Print version ISSN 0035-001X

Rev. mex. fis. vol.69 n.3 México May./Jun. 2023  Epub Sep 06, 2024

https://doi.org/10.31349/revmexfis.69.031101 

Medical physics

Analysis of factors that affect radiation dose level during interventional cardiology procedures using logistic regression

Edrees M. Harkia  b 

Z. S. Rashida 

a Physics Department, Education College, Salaheddin university-Erbil/ Kurdistan Region- Iraq. E-mail: edrees.nury@su.edu.krd

b Research center-Erbil Polytechnic University Kurdistan reign -Iraq.


Abstract

Interventional cardiology procedures (ICP) are considered some of the main medical procedures in which patients are exposed to high doses of radiation. The aim of this study was to examine how to control the level of radiation exposure and to analyze and study the factors affecting the increase in radiation exposure from the specified level using a regression method. The results correctly predicted that in 80.0 %, 90.5 %, and 95.2% of the cases, there were routine dose area product (DAP) levels, and in 64.3%, 33.3%, and 77.8% of cases, there were high levels of DAP, giving an overall percentage, correct prediction rate of 72.45%, 73.35%, and 90.0%, for coronary angiography (CA), percutaneous coronary intervention (PCI), and combined CA with PCI (CA/PCI), respectively. All the factors studied in this research, namely voltage (kV), current (mA). Fluoroscopy Time (FT) and Body Mass Index (BMI), have a significant relationship with the DAP level. We concluded that regression analysis is a reliable method for evaluating the user protocol in a center or hospital and identifying variables that have an effect on the dose area product level in interventional cardiology.

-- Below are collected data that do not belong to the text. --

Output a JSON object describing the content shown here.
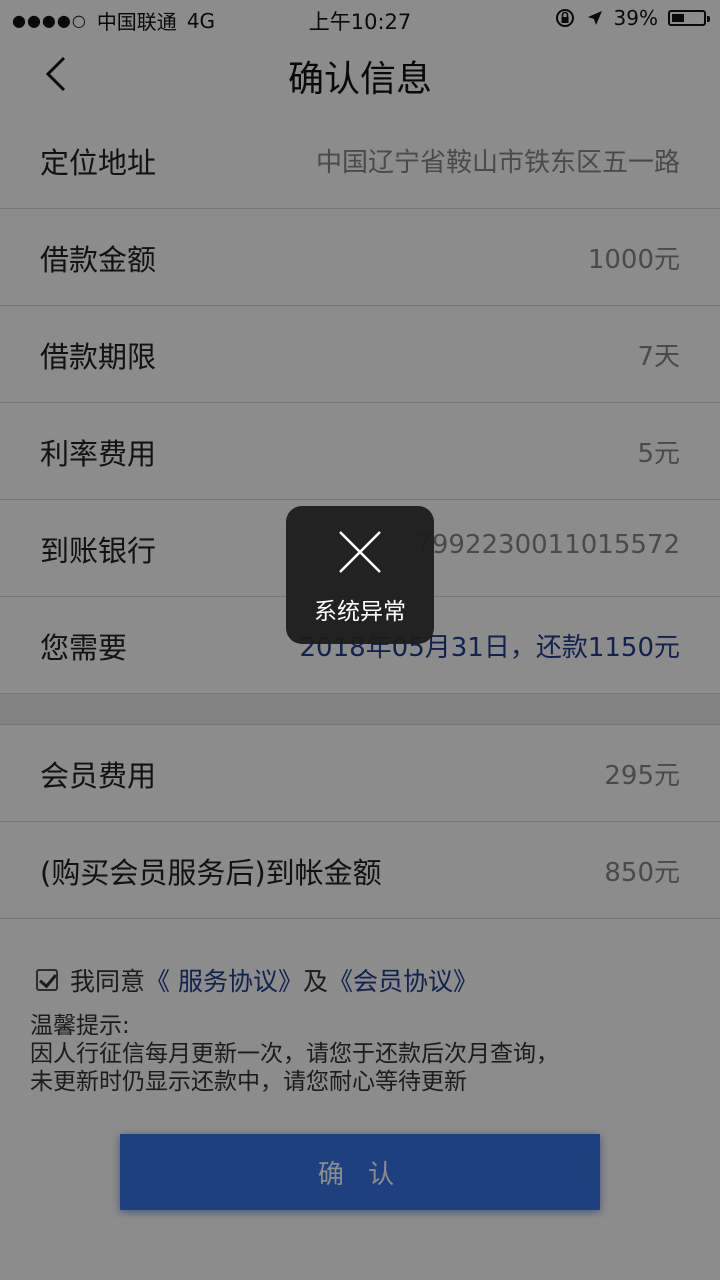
{
  "status_bar": {
    "signal_dots": "●●●●○",
    "carrier": "中国联通",
    "network": "4G",
    "time": "上午10:27",
    "battery_percent": "39%",
    "battery_level": 0.39,
    "icons": [
      "lock-rotation-icon",
      "location-arrow-icon",
      "battery-icon"
    ]
  },
  "nav": {
    "title": "确认信息",
    "back_icon": "chevron-left-icon"
  },
  "rows": [
    {
      "label": "定位地址",
      "value": "中国辽宁省鞍山市铁东区五一路"
    },
    {
      "label": "借款金额",
      "value": "1000元"
    },
    {
      "label": "借款期限",
      "value": "7天"
    },
    {
      "label": "利率费用",
      "value": "5元"
    },
    {
      "label": "到账银行",
      "value": "7992230011015572"
    },
    {
      "label": "您需要",
      "value": "2018年05月31日，还款1150元"
    }
  ],
  "rows2": [
    {
      "label": "会员费用",
      "value": "295元"
    },
    {
      "label": "(购买会员服务后)到帐金额",
      "value": "850元"
    }
  ],
  "agreement": {
    "prefix": "我同意",
    "service_link": "《 服务协议》",
    "and": "及",
    "member_link": "《会员协议》",
    "checked": true
  },
  "tips": {
    "title": "温馨提示:",
    "line1": "因人行征信每月更新一次，请您于还款后次月查询，",
    "line2": "未更新时仍显示还款中，请您耐心等待更新"
  },
  "confirm_button": "确 认",
  "toast": {
    "icon": "close-icon",
    "message": "系统异常"
  },
  "colors": {
    "primary_button": "#3a76e8",
    "link": "#1f3f8f",
    "overlay": "rgba(0,0,0,0.45)"
  }
}
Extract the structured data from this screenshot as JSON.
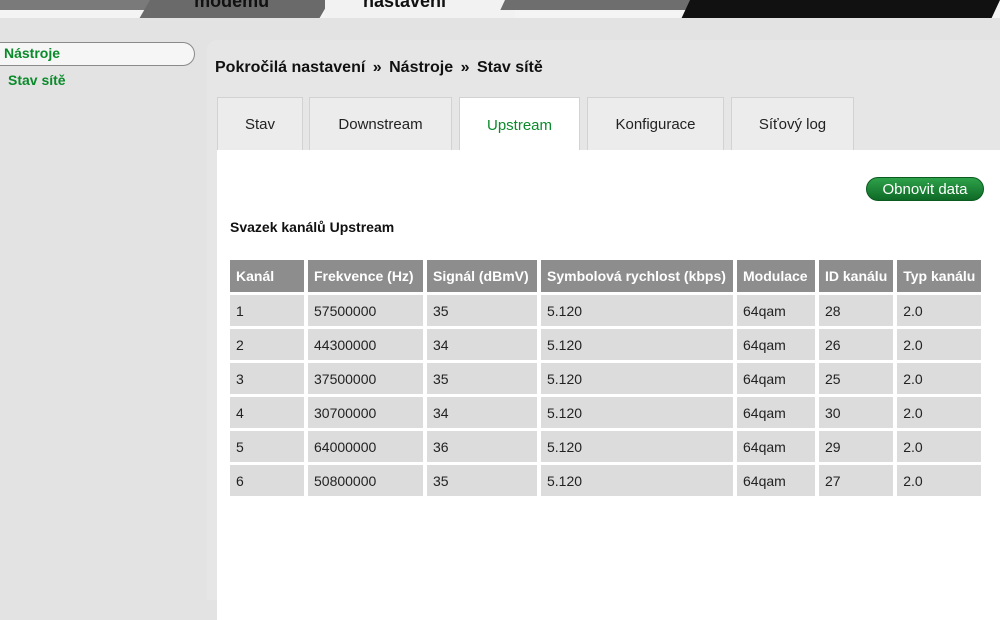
{
  "header": {
    "tab_modem": "modemu",
    "tab_settings": "nastavení"
  },
  "sidebar": {
    "items": [
      {
        "label": "Nástroje"
      },
      {
        "label": "Stav sítě"
      }
    ]
  },
  "breadcrumb": {
    "items": [
      "Pokročilá nastavení",
      "Nástroje",
      "Stav sítě"
    ],
    "separator": "»"
  },
  "tabs": [
    {
      "label": "Stav"
    },
    {
      "label": "Downstream"
    },
    {
      "label": "Upstream"
    },
    {
      "label": "Konfigurace"
    },
    {
      "label": "Síťový log"
    }
  ],
  "active_tab": "Upstream",
  "refresh_button": "Obnovit data",
  "section_title": "Svazek kanálů Upstream",
  "table": {
    "headers": [
      "Kanál",
      "Frekvence (Hz)",
      "Signál (dBmV)",
      "Symbolová rychlost (kbps)",
      "Modulace",
      "ID kanálu",
      "Typ kanálu"
    ],
    "rows": [
      [
        "1",
        "57500000",
        "35",
        "5.120",
        "64qam",
        "28",
        "2.0"
      ],
      [
        "2",
        "44300000",
        "34",
        "5.120",
        "64qam",
        "26",
        "2.0"
      ],
      [
        "3",
        "37500000",
        "35",
        "5.120",
        "64qam",
        "25",
        "2.0"
      ],
      [
        "4",
        "30700000",
        "34",
        "5.120",
        "64qam",
        "30",
        "2.0"
      ],
      [
        "5",
        "64000000",
        "36",
        "5.120",
        "64qam",
        "29",
        "2.0"
      ],
      [
        "6",
        "50800000",
        "35",
        "5.120",
        "64qam",
        "27",
        "2.0"
      ]
    ]
  },
  "colors": {
    "accent_green": "#0a8a2a",
    "header_gray": "#8d8d8d",
    "cell_gray": "#dcdcdc"
  }
}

Keywords: Interventional cardiology; fluoroscopy; logistic regression

1. Introduction

Interventional cardiology procedures (ICP) are some of the major medical examination methods applied for the detection of cardiovascular diseases under fluoroscopic X-ray guidance to obtain images of the heart chambers, valves, and surrounding blood vessels [1]. The most frequently reported cardiac procedures by interventional fluoroscopy are coronary angiography (CA), percutaneous coronary intervention (PCI), and combined CA with PCI (CA/PCI) [2]. Due to the use of X-rays in interventional cardiac procedures, it is considered one of the main medical procedures in which patients are exposed to high doses of radiation. X-rays are ionizing radiation and pose a significant risk, with the main radiation-induced side effects being being skin injury (deterministic effect or tissue reaction) and increased cancer risk (stochastic effect) [3]. Therefore, more preventive measures and studies are needed to reduce the radiation dose. The radiation dose of the patient during interventional cardiology is influenced by three types of factors. First, the technical factors affecting the radiation dose (X-ray beam quality, X-ray geometry, X-ray beam limitation devices, and fluoroscopic and acquisition imaging dose rate settings). Second are procedure-related factors, which include the increase in the treatment of complex lesions, such as chronic total occlusions, because of improvements in techniques and PCI equipment. The third is the group of factors that are patient-related (body mass index (BMI), comorbidities, and seriousness of coronary artery disease) [4,5].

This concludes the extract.